So what is going on? Here are some hypotheses:
- Nothing. Census data here are just flawed for whatever reason.
- Minnesota companies suddenly decided that Klansmen made the best HR managers, black people paid the price, and nobody at the Star-Tribune or Pioneer Press noticed the shift in employment numbers.
- Black Minnesotans decided to start underestimating their income when polled by Census.
- Black Minnesotans responded to the Michael Brown tragedy by quitting their jobs, and nobody at our state papers noticed.
- Hiring managers responded to "Black Lives Matter" by refusing to hire blacks. (but how would this get a 15% shift in only four months? And the Strib didn't pick up on this?)

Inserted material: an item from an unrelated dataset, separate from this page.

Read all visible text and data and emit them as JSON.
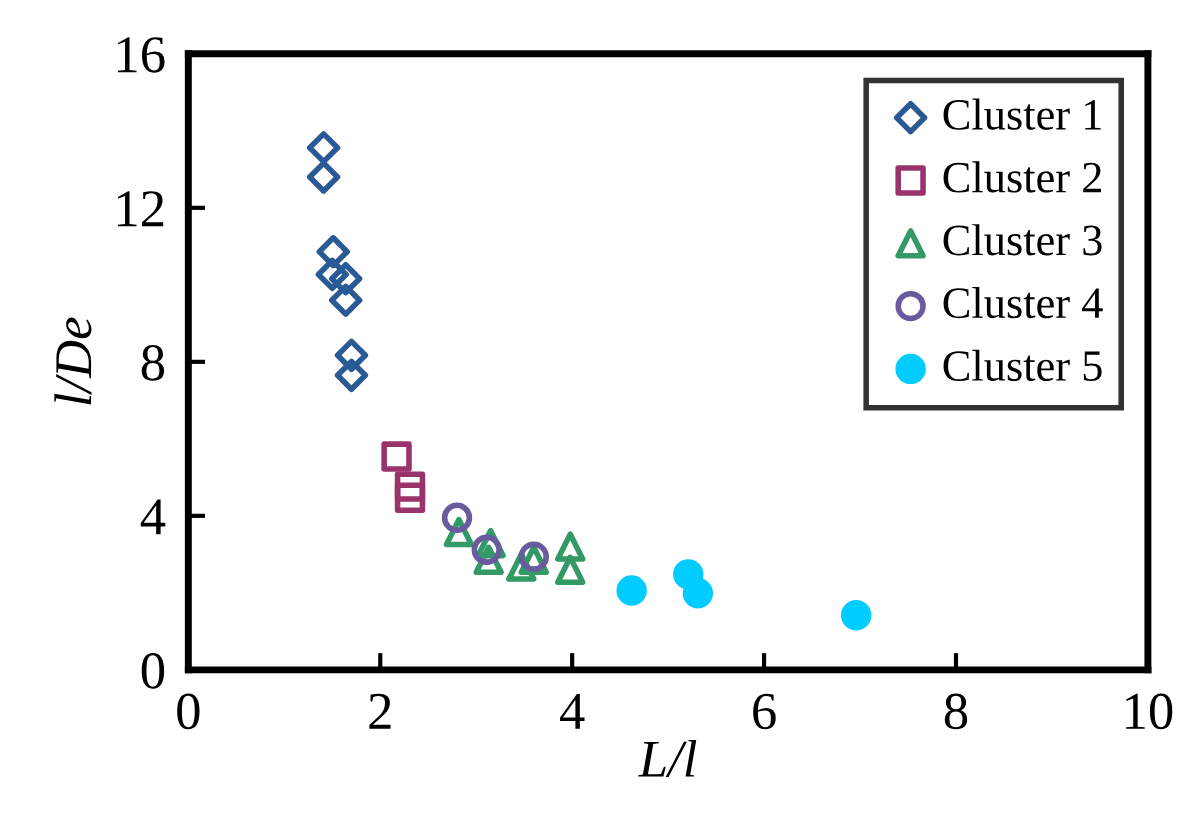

In my view, the most likely issue at hand here is that there is something wrong with the Census Bureau's numbers. Perhaps their sample is too small, and they stumbled into a bunch of low income people. Perhaps they made some other error with their method.
However, whatever the real issue is, somebody needs to take a good look at these numbers, how they were collected, and what other numbers indicate about the status of blacks in our state. If it's not just error on the part of the Census Bureau, we're not talking about something that can be fixed with a governor's initiative, but rather something that just might involve prosecution.
If it is mostly an error on the part of the Census Bureau, then it's yet another example of how we may need to be very cautious when using government derived statistics--a famous example being how employment numbers for the past six years have been "unexpectedly" low. And that says a lot, I hope, to those politicians who would use government numbers to "manage" the economy.